Das sah auch Raiffeisenbank-Vorstand Steinbusch so und kritisierte die Politiker, die am Drei-Säulen-System rütteln und eine Sicherungseinrichtung auf Einheitsbasis schaffen wollen. Die Kreditgenossenschaft mit ihrer klar ländlichen Orientierung „ist anders als andere Banken“, sagte Steinbusch. Er verlangte, dass die Mitglieder und Kunden des Genossenschaftsinstituts keine Verschlechterungen erleiden dürften.

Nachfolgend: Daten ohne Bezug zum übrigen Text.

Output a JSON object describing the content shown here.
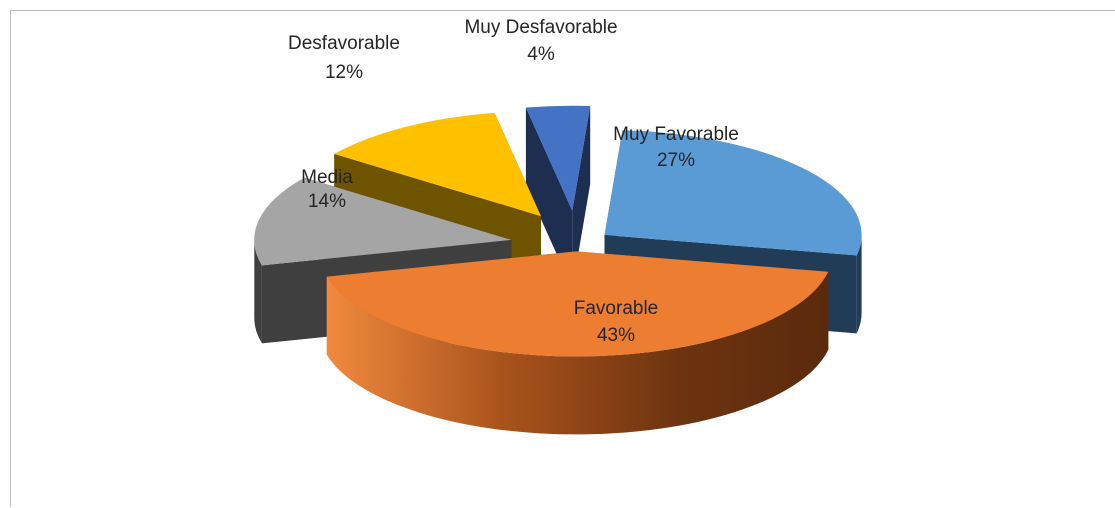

Nach Annahme des Jahresberichts und Bestätigung der Gewinnverwendung wurden Vorstand und Aufsichtsrat entlastet. Turnusgemäß schieden aus dem Kontrollgremium die Aufsichtsratsvorsitzende Angela Peschen und Heinrich Schurf aus. Beide wurden wieder gewählt. Bevor abschließend Norbert Brendt mit seinen Söhnen Simon und Philipp erfrischende Jazzmusik spielte, wies Vorstandsmitglied Bruno Kasper auf die weiteren Geburtstagstermine hin. Dazu gehört das Konzert der Bläck Fööss am 29. Oktober im Festzelt in Erkelenz-Kuckum. Der Kartenvorverkauf ist jetzt gestartet. Am 15. November sind alle Mitglieder und Kunden in die 15 Geschäftsstellen zu Geburtstagskaffee und Kuchen eingeladen.